When the scientific and intellectual ideals of the Enlightenment came to dominate the thinking of most Europeans in the 1700s, they exposed a basic contradiction between principle and practice: the enslavement of human beings. Despite the fact that Enlightenment ideals of human freedom and equality inspired revolutions in the United States and France, the practice of slavery persisted throughout the United States and European empires. In the late 1700s and early 1800s, American and European scientists tried to explain this contradiction through the study of “race science,” which advanced the idea that humankind is divided into separate and unequal races. If it could be scientifically proven that Europeans were biologically superior to those from other places, especially Africa, then Europeans could justify slavery and other imperialistic practices.
Prominent scientists from many countries, including Sweden, the Netherlands, England, Germany, and the United States, used “race science” to give legitimacy to the race-based divisions in their societies. Journalists, teachers, and preachers popularized their ideas. Historian Reginald Horsman, who studied the leading publications of the time, describes the false messages about race that were pervasive throughout the nineteenth century:
One did not have to read obscure books to know that the Caucasians were innately superior, and that they were responsible for civilization in the world, or to know that inferior races were destined to be overwhelmed or even to disappear.

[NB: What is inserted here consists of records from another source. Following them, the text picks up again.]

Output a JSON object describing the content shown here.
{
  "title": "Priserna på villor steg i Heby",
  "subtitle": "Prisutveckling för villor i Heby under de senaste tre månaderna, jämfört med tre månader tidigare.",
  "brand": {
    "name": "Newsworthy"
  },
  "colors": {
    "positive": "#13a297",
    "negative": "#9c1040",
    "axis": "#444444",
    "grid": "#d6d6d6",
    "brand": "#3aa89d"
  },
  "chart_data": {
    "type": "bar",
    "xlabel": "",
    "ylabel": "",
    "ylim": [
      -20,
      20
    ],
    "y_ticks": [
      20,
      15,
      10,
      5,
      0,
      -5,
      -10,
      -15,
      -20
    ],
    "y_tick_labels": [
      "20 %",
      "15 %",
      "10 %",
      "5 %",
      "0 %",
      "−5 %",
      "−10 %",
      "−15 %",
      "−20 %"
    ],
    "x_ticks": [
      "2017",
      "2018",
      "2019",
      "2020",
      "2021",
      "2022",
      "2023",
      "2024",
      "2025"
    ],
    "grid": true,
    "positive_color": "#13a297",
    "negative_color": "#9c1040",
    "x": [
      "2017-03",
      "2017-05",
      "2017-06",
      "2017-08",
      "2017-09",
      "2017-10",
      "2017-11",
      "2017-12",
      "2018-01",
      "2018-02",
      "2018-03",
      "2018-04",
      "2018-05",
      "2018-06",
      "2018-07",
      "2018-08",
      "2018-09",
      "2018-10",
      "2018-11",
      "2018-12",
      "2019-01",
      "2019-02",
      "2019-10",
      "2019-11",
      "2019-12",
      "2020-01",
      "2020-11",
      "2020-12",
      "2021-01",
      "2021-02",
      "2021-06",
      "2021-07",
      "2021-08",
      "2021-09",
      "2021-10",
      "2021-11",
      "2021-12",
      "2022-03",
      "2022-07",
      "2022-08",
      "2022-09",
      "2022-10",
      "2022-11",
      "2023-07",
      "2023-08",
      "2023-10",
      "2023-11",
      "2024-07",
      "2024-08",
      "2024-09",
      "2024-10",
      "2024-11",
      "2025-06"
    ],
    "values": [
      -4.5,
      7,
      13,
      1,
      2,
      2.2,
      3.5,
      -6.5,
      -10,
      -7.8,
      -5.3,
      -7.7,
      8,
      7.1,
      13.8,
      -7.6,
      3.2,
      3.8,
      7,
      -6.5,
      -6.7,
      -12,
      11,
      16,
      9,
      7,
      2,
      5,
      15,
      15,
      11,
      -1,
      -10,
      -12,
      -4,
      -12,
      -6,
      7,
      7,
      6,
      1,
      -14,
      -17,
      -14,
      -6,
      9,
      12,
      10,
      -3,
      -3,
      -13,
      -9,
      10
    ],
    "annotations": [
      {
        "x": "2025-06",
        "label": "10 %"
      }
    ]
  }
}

Some scientists and public figures challenged race science. In an 1854 speech, Frederick Douglass, the formerly enslaved American political activist, argued:
The whole argument in defense of slavery becomes utterly worthless the moment the African is proved to be equally a man with the Anglo-Saxon. The temptation, therefore, to read the Negro out of the human family is exceedingly strong.

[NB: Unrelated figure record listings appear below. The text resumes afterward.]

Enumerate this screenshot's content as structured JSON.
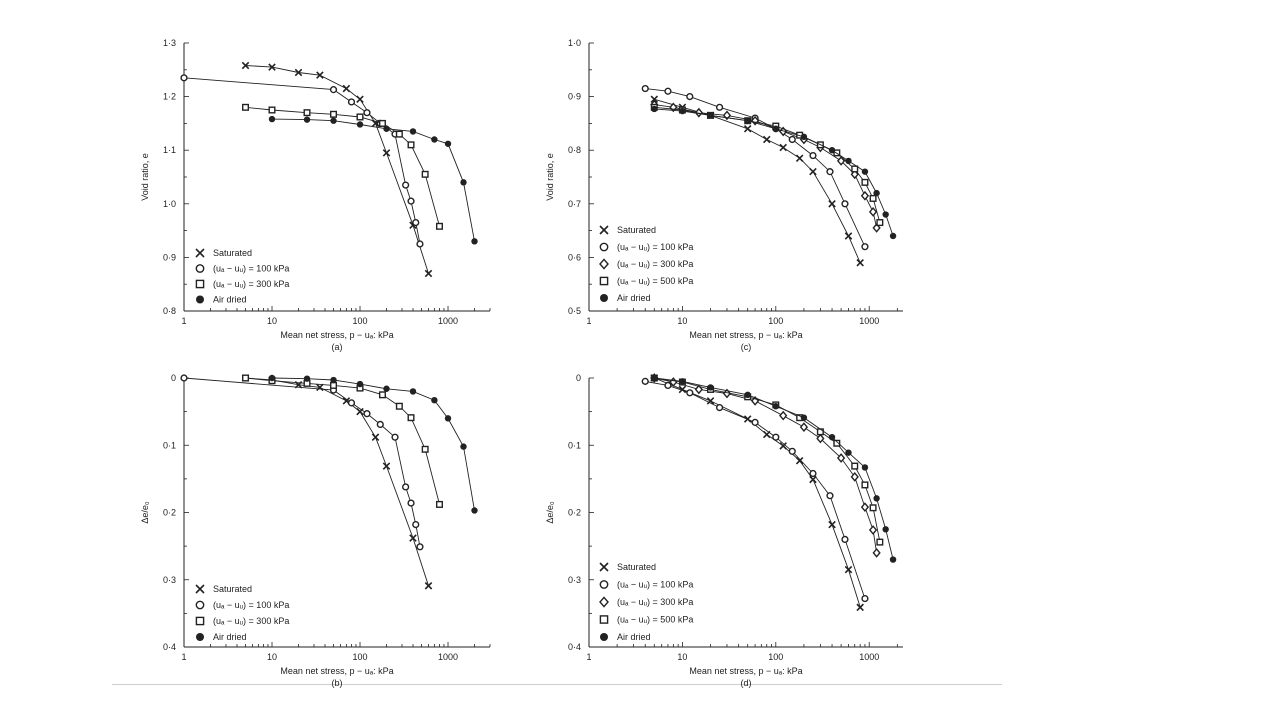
{
  "figure": {
    "background": "#ffffff",
    "ink": "#222222"
  },
  "chart_data": [
    {
      "id": "a",
      "type": "scatter",
      "panel_label": "(a)",
      "xlabel": "Mean net stress, p − uₐ: kPa",
      "ylabel": "Void ratio, e",
      "xscale": "log",
      "xlim": [
        1,
        3000
      ],
      "ylim": [
        0.8,
        1.3
      ],
      "invert_y": false,
      "xticks": [
        {
          "v": 1,
          "label": "1"
        },
        {
          "v": 10,
          "label": "10"
        },
        {
          "v": 100,
          "label": "100"
        },
        {
          "v": 1000,
          "label": "1000"
        }
      ],
      "yticks": [
        {
          "v": 0.8,
          "label": "0·8"
        },
        {
          "v": 0.9,
          "label": "0·9"
        },
        {
          "v": 1.0,
          "label": "1·0"
        },
        {
          "v": 1.1,
          "label": "1·1"
        },
        {
          "v": 1.2,
          "label": "1·2"
        },
        {
          "v": 1.3,
          "label": "1·3"
        }
      ],
      "legend_position": "bottom-left",
      "series": [
        {
          "name": "Saturated",
          "marker": "x",
          "x": [
            5,
            10,
            20,
            35,
            70,
            100,
            150,
            200,
            400,
            600
          ],
          "y": [
            1.258,
            1.255,
            1.245,
            1.24,
            1.215,
            1.195,
            1.15,
            1.095,
            0.96,
            0.87
          ]
        },
        {
          "name": "(uₐ − uᵤ) = 100 kPa",
          "marker": "circle",
          "x": [
            1,
            50,
            80,
            120,
            170,
            250,
            330,
            380,
            430,
            480
          ],
          "y": [
            1.235,
            1.213,
            1.19,
            1.17,
            1.15,
            1.13,
            1.035,
            1.005,
            0.965,
            0.925
          ]
        },
        {
          "name": "(uₐ − uᵤ) = 300 kPa",
          "marker": "square",
          "x": [
            5,
            10,
            25,
            50,
            100,
            180,
            280,
            380,
            550,
            800
          ],
          "y": [
            1.18,
            1.175,
            1.17,
            1.167,
            1.162,
            1.15,
            1.13,
            1.11,
            1.055,
            0.958
          ]
        },
        {
          "name": "Air dried",
          "marker": "dot",
          "x": [
            10,
            25,
            50,
            100,
            200,
            400,
            700,
            1000,
            1500,
            2000
          ],
          "y": [
            1.158,
            1.157,
            1.155,
            1.148,
            1.14,
            1.135,
            1.12,
            1.112,
            1.04,
            0.93
          ]
        }
      ]
    },
    {
      "id": "c",
      "type": "scatter",
      "panel_label": "(c)",
      "xlabel": "Mean net stress, p − uₐ: kPa",
      "ylabel": "Void ratio, e",
      "xscale": "log",
      "xlim": [
        1,
        2300
      ],
      "ylim": [
        0.5,
        1.0
      ],
      "invert_y": false,
      "xticks": [
        {
          "v": 1,
          "label": "1"
        },
        {
          "v": 10,
          "label": "10"
        },
        {
          "v": 100,
          "label": "100"
        },
        {
          "v": 1000,
          "label": "1000"
        }
      ],
      "yticks": [
        {
          "v": 0.5,
          "label": "0·5"
        },
        {
          "v": 0.6,
          "label": "0·6"
        },
        {
          "v": 0.7,
          "label": "0·7"
        },
        {
          "v": 0.8,
          "label": "0·8"
        },
        {
          "v": 0.9,
          "label": "0·9"
        },
        {
          "v": 1.0,
          "label": "1·0"
        }
      ],
      "legend_position": "bottom-left",
      "series": [
        {
          "name": "Saturated",
          "marker": "x",
          "x": [
            5,
            10,
            20,
            50,
            80,
            120,
            180,
            250,
            400,
            600,
            800
          ],
          "y": [
            0.895,
            0.88,
            0.865,
            0.84,
            0.82,
            0.805,
            0.785,
            0.76,
            0.7,
            0.64,
            0.59
          ]
        },
        {
          "name": "(uₐ − uᵤ) = 100 kPa",
          "marker": "circle",
          "x": [
            4,
            7,
            12,
            25,
            60,
            100,
            150,
            250,
            380,
            550,
            900
          ],
          "y": [
            0.915,
            0.91,
            0.9,
            0.88,
            0.86,
            0.84,
            0.82,
            0.79,
            0.76,
            0.7,
            0.62
          ]
        },
        {
          "name": "(uₐ − uᵤ) = 300 kPa",
          "marker": "diamond",
          "x": [
            5,
            8,
            15,
            30,
            60,
            120,
            200,
            300,
            500,
            700,
            900,
            1100,
            1200
          ],
          "y": [
            0.885,
            0.88,
            0.87,
            0.865,
            0.855,
            0.835,
            0.82,
            0.805,
            0.78,
            0.755,
            0.715,
            0.685,
            0.655
          ]
        },
        {
          "name": "(uₐ − uᵤ) = 500 kPa",
          "marker": "square",
          "x": [
            5,
            10,
            20,
            50,
            100,
            180,
            300,
            450,
            700,
            900,
            1100,
            1300
          ],
          "y": [
            0.88,
            0.875,
            0.865,
            0.855,
            0.845,
            0.828,
            0.81,
            0.795,
            0.765,
            0.74,
            0.71,
            0.665
          ]
        },
        {
          "name": "Air dried",
          "marker": "dot",
          "x": [
            5,
            10,
            20,
            50,
            100,
            200,
            400,
            600,
            900,
            1200,
            1500,
            1800
          ],
          "y": [
            0.877,
            0.873,
            0.865,
            0.855,
            0.84,
            0.825,
            0.8,
            0.78,
            0.76,
            0.72,
            0.68,
            0.64
          ]
        }
      ]
    },
    {
      "id": "b",
      "type": "scatter",
      "panel_label": "(b)",
      "xlabel": "Mean net stress, p − uₐ: kPa",
      "ylabel": "Δe/e₀",
      "xscale": "log",
      "xlim": [
        1,
        3000
      ],
      "ylim": [
        0,
        0.4
      ],
      "invert_y": true,
      "xticks": [
        {
          "v": 1,
          "label": "1"
        },
        {
          "v": 10,
          "label": "10"
        },
        {
          "v": 100,
          "label": "100"
        },
        {
          "v": 1000,
          "label": "1000"
        }
      ],
      "yticks": [
        {
          "v": 0,
          "label": "0"
        },
        {
          "v": 0.1,
          "label": "0·1"
        },
        {
          "v": 0.2,
          "label": "0·2"
        },
        {
          "v": 0.3,
          "label": "0·3"
        },
        {
          "v": 0.4,
          "label": "0·4"
        }
      ],
      "legend_position": "bottom-left",
      "series": [
        {
          "name": "Saturated",
          "marker": "x",
          "x": [
            5,
            10,
            20,
            35,
            70,
            100,
            150,
            200,
            400,
            600
          ],
          "y": [
            0.0,
            0.003,
            0.01,
            0.014,
            0.034,
            0.05,
            0.088,
            0.131,
            0.238,
            0.309
          ]
        },
        {
          "name": "(uₐ − uᵤ) = 100 kPa",
          "marker": "circle",
          "x": [
            1,
            50,
            80,
            120,
            170,
            250,
            330,
            380,
            430,
            480
          ],
          "y": [
            0.0,
            0.018,
            0.037,
            0.053,
            0.069,
            0.088,
            0.162,
            0.186,
            0.218,
            0.251
          ]
        },
        {
          "name": "(uₐ − uᵤ) = 300 kPa",
          "marker": "square",
          "x": [
            5,
            10,
            25,
            50,
            100,
            180,
            280,
            380,
            550,
            800
          ],
          "y": [
            0.0,
            0.004,
            0.008,
            0.011,
            0.015,
            0.025,
            0.042,
            0.059,
            0.106,
            0.188
          ]
        },
        {
          "name": "Air dried",
          "marker": "dot",
          "x": [
            10,
            25,
            50,
            100,
            200,
            400,
            700,
            1000,
            1500,
            2000
          ],
          "y": [
            0.0,
            0.001,
            0.003,
            0.009,
            0.016,
            0.02,
            0.033,
            0.06,
            0.102,
            0.197
          ]
        }
      ]
    },
    {
      "id": "d",
      "type": "scatter",
      "panel_label": "(d)",
      "xlabel": "Mean net stress, p − uₐ: kPa",
      "ylabel": "Δe/e₀",
      "xscale": "log",
      "xlim": [
        1,
        2300
      ],
      "ylim": [
        0,
        0.4
      ],
      "invert_y": true,
      "xticks": [
        {
          "v": 1,
          "label": "1"
        },
        {
          "v": 10,
          "label": "10"
        },
        {
          "v": 100,
          "label": "100"
        },
        {
          "v": 1000,
          "label": "1000"
        }
      ],
      "yticks": [
        {
          "v": 0,
          "label": "0"
        },
        {
          "v": 0.1,
          "label": "0·1"
        },
        {
          "v": 0.2,
          "label": "0·2"
        },
        {
          "v": 0.3,
          "label": "0·3"
        },
        {
          "v": 0.4,
          "label": "0·4"
        }
      ],
      "legend_position": "bottom-left",
      "series": [
        {
          "name": "Saturated",
          "marker": "x",
          "x": [
            5,
            10,
            20,
            50,
            80,
            120,
            180,
            250,
            400,
            600,
            800
          ],
          "y": [
            0.0,
            0.017,
            0.034,
            0.061,
            0.084,
            0.101,
            0.123,
            0.151,
            0.218,
            0.285,
            0.341
          ]
        },
        {
          "name": "(uₐ − uᵤ) = 100 kPa",
          "marker": "circle",
          "x": [
            4,
            7,
            12,
            25,
            60,
            100,
            150,
            250,
            380,
            550,
            900
          ],
          "y": [
            0.005,
            0.011,
            0.022,
            0.044,
            0.066,
            0.088,
            0.109,
            0.142,
            0.175,
            0.24,
            0.328
          ]
        },
        {
          "name": "(uₐ − uᵤ) = 300 kPa",
          "marker": "diamond",
          "x": [
            5,
            8,
            15,
            30,
            60,
            120,
            200,
            300,
            500,
            700,
            900,
            1100,
            1200
          ],
          "y": [
            0.0,
            0.006,
            0.017,
            0.023,
            0.034,
            0.056,
            0.073,
            0.09,
            0.119,
            0.147,
            0.192,
            0.226,
            0.26
          ]
        },
        {
          "name": "(uₐ − uᵤ) = 500 kPa",
          "marker": "square",
          "x": [
            5,
            10,
            20,
            50,
            100,
            180,
            300,
            450,
            700,
            900,
            1100,
            1300
          ],
          "y": [
            0.0,
            0.006,
            0.017,
            0.028,
            0.04,
            0.059,
            0.08,
            0.097,
            0.131,
            0.159,
            0.193,
            0.244
          ]
        },
        {
          "name": "Air dried",
          "marker": "dot",
          "x": [
            5,
            10,
            20,
            50,
            100,
            200,
            400,
            600,
            900,
            1200,
            1500,
            1800
          ],
          "y": [
            0.0,
            0.005,
            0.014,
            0.025,
            0.042,
            0.059,
            0.088,
            0.111,
            0.133,
            0.179,
            0.225,
            0.27
          ]
        }
      ]
    }
  ]
}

Douglass and others who spoke out against race science were generally ignored or marginalized.
By the late 1800s, the practice of eugenics emerged out of race science in England, the United States, and Germany. Eugenics is the use of so-called science to improve the human race, both by breeding “society’s best with the best” and by preventing “society’s worst” from breeding at all. Eugenicists believed that a nation is a biological community that must be protected from “threat,” which they often defined as mixing with allegedly inferior “races.”
In the early twentieth century, influential German biologist Ernst Haeckel divided humankind into races and ranked them. In his view, “Aryans”—a mythical race from whom many northern Europeans believed they had descended—were at the top of the rankings and Jews and Africans were at the bottom. Ideas of race and eugenics would become central to Nazi ideology in the 1920s, 1930s, and 1940s.

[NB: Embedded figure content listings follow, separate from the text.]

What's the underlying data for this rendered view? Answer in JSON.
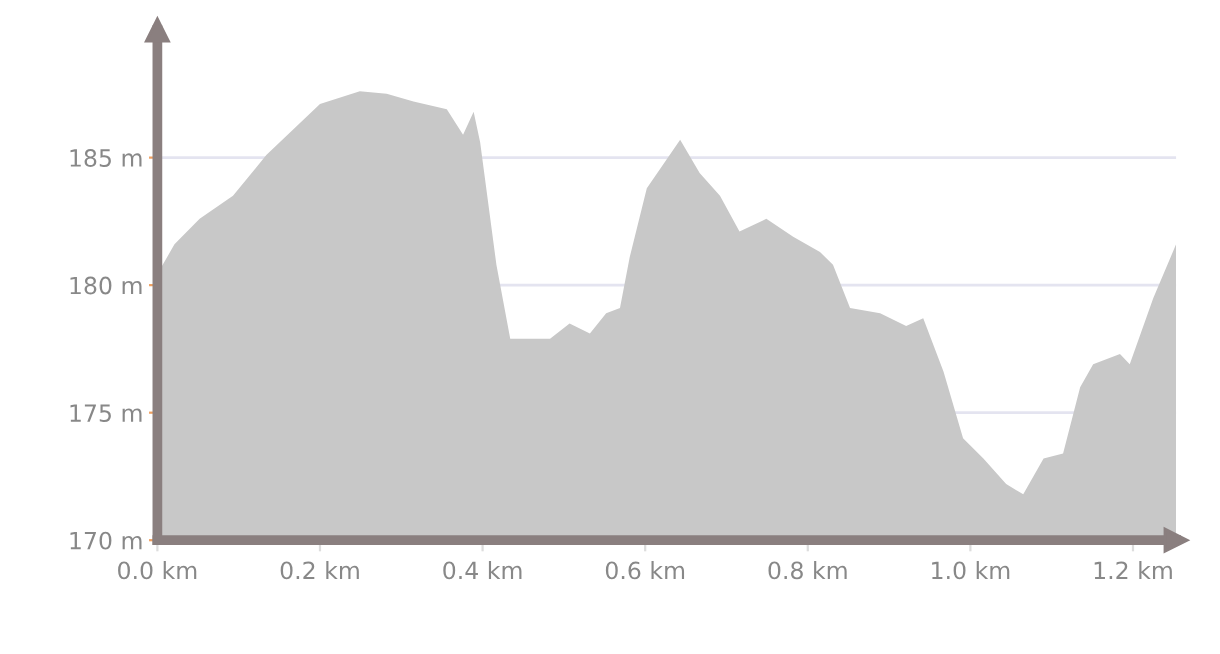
{
  "chart_data": {
    "type": "area",
    "x": [
      0.003,
      0.021,
      0.052,
      0.093,
      0.134,
      0.167,
      0.2,
      0.249,
      0.282,
      0.315,
      0.356,
      0.376,
      0.389,
      0.397,
      0.417,
      0.434,
      0.483,
      0.507,
      0.532,
      0.552,
      0.569,
      0.581,
      0.602,
      0.643,
      0.667,
      0.692,
      0.716,
      0.749,
      0.782,
      0.815,
      0.831,
      0.852,
      0.889,
      0.921,
      0.942,
      0.967,
      0.991,
      1.016,
      1.044,
      1.065,
      1.09,
      1.114,
      1.135,
      1.151,
      1.184,
      1.196,
      1.225,
      1.253
    ],
    "series": [
      {
        "color": "#c8c8c8",
        "values": [
          180.6,
          181.6,
          182.6,
          183.5,
          185.1,
          186.1,
          187.1,
          187.6,
          187.5,
          187.2,
          186.9,
          185.9,
          186.8,
          185.6,
          180.8,
          177.9,
          177.9,
          178.5,
          178.1,
          178.9,
          179.1,
          181.1,
          183.8,
          185.7,
          184.4,
          183.5,
          182.1,
          182.6,
          181.9,
          181.3,
          180.8,
          179.1,
          178.9,
          178.4,
          178.7,
          176.6,
          174.0,
          173.2,
          172.2,
          171.8,
          173.2,
          173.4,
          176.0,
          176.9,
          177.3,
          176.9,
          179.5,
          181.6
        ]
      }
    ],
    "xlim": [
      0,
      1.253
    ],
    "ylim": [
      170,
      190
    ],
    "xticks": [
      {
        "value": 0,
        "label": "0.0 km"
      },
      {
        "value": 0.2,
        "label": "0.2 km"
      },
      {
        "value": 0.4,
        "label": "0.4 km"
      },
      {
        "value": 0.6,
        "label": "0.6 km"
      },
      {
        "value": 0.8,
        "label": "0.8 km"
      },
      {
        "value": 1.0,
        "label": "1.0 km"
      },
      {
        "value": 1.2,
        "label": "1.2 km"
      }
    ],
    "yticks": [
      {
        "value": 170,
        "label": "170 m"
      },
      {
        "value": 175,
        "label": "175 m"
      },
      {
        "value": 180,
        "label": "180 m"
      },
      {
        "value": 185,
        "label": "185 m"
      }
    ],
    "grid": "y"
  }
}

Despite the fact that one’s race predicts almost nothing else about an individual’s physical or intellectual capacities, people still commonly believe in a connection between race and certain biological abilities or deficiencies. The belief in this connection leads to racism. As scholar George Fredrickson explains, racism has two components: difference and power.
It originates from a mindset that regards “them” as different from “us” in ways that are permanent and unbridgeable. This sense of difference provides a motive or rationale for using our power advantage to treat the...Other in ways that we would regard as cruel or unjust if applied to members of our own group.
The idea that there is an underlying biological link between race and intellectual or physical abilities (or deficiencies) has persisted for hundreds of years. Learning that race is a social concept, not a scientific fact, may be challenging for students. They may need time to absorb the reality behind the history of race because it conflicts with the way many in our society understand it.